When we test code, there are different kinds of tests of different granularity, which have commonly used names.

  • Unit Tests: A test of a single isolated part of a program (unit) like a single function.
  • Integration Test: A test of various systems together to see whether they work together correctly.
  • End-to-End/System test: A test of the entire system, from start to finish. Usually the last thing you do.
  • Smoke Test: Often the very first test you make to just see if one very common usage of your program doesn't completely crash. Useful while you start writing a program before you do proper testing to simply see if you haven't done something very stupid.

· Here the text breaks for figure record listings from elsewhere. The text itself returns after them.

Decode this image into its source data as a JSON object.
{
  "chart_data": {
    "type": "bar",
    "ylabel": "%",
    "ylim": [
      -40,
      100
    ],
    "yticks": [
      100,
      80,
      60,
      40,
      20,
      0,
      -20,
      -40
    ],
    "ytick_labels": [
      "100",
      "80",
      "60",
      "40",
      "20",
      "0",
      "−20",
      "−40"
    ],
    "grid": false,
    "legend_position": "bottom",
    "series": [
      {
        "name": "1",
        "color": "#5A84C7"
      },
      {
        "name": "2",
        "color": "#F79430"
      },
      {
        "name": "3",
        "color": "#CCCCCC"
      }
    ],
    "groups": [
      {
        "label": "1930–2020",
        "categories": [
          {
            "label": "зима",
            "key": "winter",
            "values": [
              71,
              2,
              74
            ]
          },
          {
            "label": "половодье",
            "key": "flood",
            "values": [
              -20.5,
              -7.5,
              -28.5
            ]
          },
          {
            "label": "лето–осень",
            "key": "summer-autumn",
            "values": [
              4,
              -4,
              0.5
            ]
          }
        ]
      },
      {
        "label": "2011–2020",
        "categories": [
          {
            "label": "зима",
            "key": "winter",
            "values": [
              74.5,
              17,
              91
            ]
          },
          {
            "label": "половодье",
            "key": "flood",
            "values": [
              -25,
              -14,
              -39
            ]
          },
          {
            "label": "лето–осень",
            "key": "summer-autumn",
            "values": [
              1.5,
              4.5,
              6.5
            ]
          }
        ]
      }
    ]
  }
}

These kinds of tests have different granularity, and are useful for different purposes. When an integration test or end to end test fails, it might not be obvious what the reason of the failure is, it could be anywhere in the system. With a unit test you can make sure that each basic component works correctly. Once you are sure that that is the case, you can work your way up to integration tests and end to end tests to see if more and more of a system is correct.

Test Driven Development

Up to now, we have assumed that we write tests after we wrote software, to see if the software we wrote first is actually correct. However, that does not always have to be the order. When a bug is found in a large or complicated project, it can be hard to find what exactly causes it. In that case it can be helpful to first create a test that reliably triggers the bug and fails. Then, it becomes very clear what has to be done to fix the bug: make the test pass. We call this test driven development, where we write the test first for the software that still has to come.

In Rust, we sometimes use a derived term: compiler driven development. That's when we use the compiler to help us write software. We start with wrong software and keep following compiler error messages until the code compiles, and more often than not is also correct!